Chronodrive, quand récession rime avec campagne de recrutement

Malgré la récession engendrée par la pandémie de Covid-19, certaines entreprises continuent d’embaucher. C’est le cas des drives marchands, comme celui d’Auchan : Chronodrive.

« Au contraire d’autres entreprises, on a connu une affluence énorme ces derniers mois : on peut se permettre d’embaucher. L’activité est plus dense, donc on a besoin de plus de personnes », reconnaît Ophélie De Geitere, responsable de magasin dans la livraison et l’accueil au Chronodrive de Wasquehal – La Pilaterie. Le ballet constant des voitures nous le confirme.

Sur une équipe de 25 personnes, O. De Geitere explique avoir embauché au bas mot une vingtaine de personnes l’an passé. « Chez nous, il y a beaucoup de turnover. Comme nous embauchons des étudiants, beaucoup de personnes partent, viennent, partent… »

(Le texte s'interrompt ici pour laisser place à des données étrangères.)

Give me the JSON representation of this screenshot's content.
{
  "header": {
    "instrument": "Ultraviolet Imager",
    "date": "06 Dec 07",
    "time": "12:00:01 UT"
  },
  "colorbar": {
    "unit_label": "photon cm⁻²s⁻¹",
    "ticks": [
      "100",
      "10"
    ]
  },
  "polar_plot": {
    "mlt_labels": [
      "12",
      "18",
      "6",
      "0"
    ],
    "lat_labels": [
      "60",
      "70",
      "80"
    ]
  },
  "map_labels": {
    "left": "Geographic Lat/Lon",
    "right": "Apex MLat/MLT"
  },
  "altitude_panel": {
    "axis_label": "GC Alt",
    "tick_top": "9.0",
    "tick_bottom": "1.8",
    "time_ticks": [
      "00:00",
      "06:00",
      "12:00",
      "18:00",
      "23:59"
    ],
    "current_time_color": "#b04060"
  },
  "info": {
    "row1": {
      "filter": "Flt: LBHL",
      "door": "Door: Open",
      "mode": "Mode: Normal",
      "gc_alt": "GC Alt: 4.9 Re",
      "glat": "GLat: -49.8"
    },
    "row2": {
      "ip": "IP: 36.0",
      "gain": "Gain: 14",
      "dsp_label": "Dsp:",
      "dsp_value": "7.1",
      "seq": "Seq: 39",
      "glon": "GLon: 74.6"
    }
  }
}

Les annonces de recrutement sont postées sur une plateforme en ligne, pratique pour s’adapter en temps réel aux besoins du magasin. Les entretiens d’embauche se déroulent toujours en personne, malgré la pandémie. Pour autant, les règles du gouvernement sont appliquées à la lettre : fermeture du magasin à 18 h, port du masque, respect de la distanciation sociale, désinfection régulière…

À Chronodrive, les principaux postes à pourvoir sont en CDD, même si des contrats à temps partiel et temps plein sont aussi proposés. Le profil type n’existe pas : certains collaborateurs avaient de l’expérience avant d’arriver sur le drive, d’autres non, certains parlent facilement, d’autres sont plus timides, plus réservés, d’autres encore ultra-énergiques… « La diversification de nos collaborations permet à nos équipes de très bien se porter », assure O. De Geitere.

Une situation économique défavorable ?

Pourtant, l’INSEE (Institut national de la statistique et des études économiques) a dévoilé que la France a connu la pire récession de son histoire en 2020, avec une chute de 8,3 % du PIB (produit intérieur brut).

Alexandre Delaigue, professeur d’économie à l’université de Lille, souligne que l’embauche en période de récession n’est pas exceptionnelle : « Dans une récession traditionnelle, on constate qu’en moyenne, 60 % des entreprises continuent d’embaucher comme si de rien n’était. » Pour lui, trois situations permettent d’expliquer ces créations d’emplois : embauches « normales », embauches liées aux circonstances (déplacement de l’activité et de la demande par exemple) et accélération des tendances.

Il ajoute que certains des emplois risquent de disparaître à la fin de la crise sanitaire : « Actuellement, de nombreuses créations nettes d’emplois sont temporaires, parce que tout le monde voit la situation comme temporaire. Mais on peut aussi imaginer une pérennisation de certains postes par la suite : les consommateurs auront subi une sorte d’électrochoc et continueront d’utiliser ces services. »

A. Delaigue objecte tout de même des recrutements bien moins nombreux que les pertes d’activités ces derniers temps. D’une manière globale, l’emploi diminue assez largement.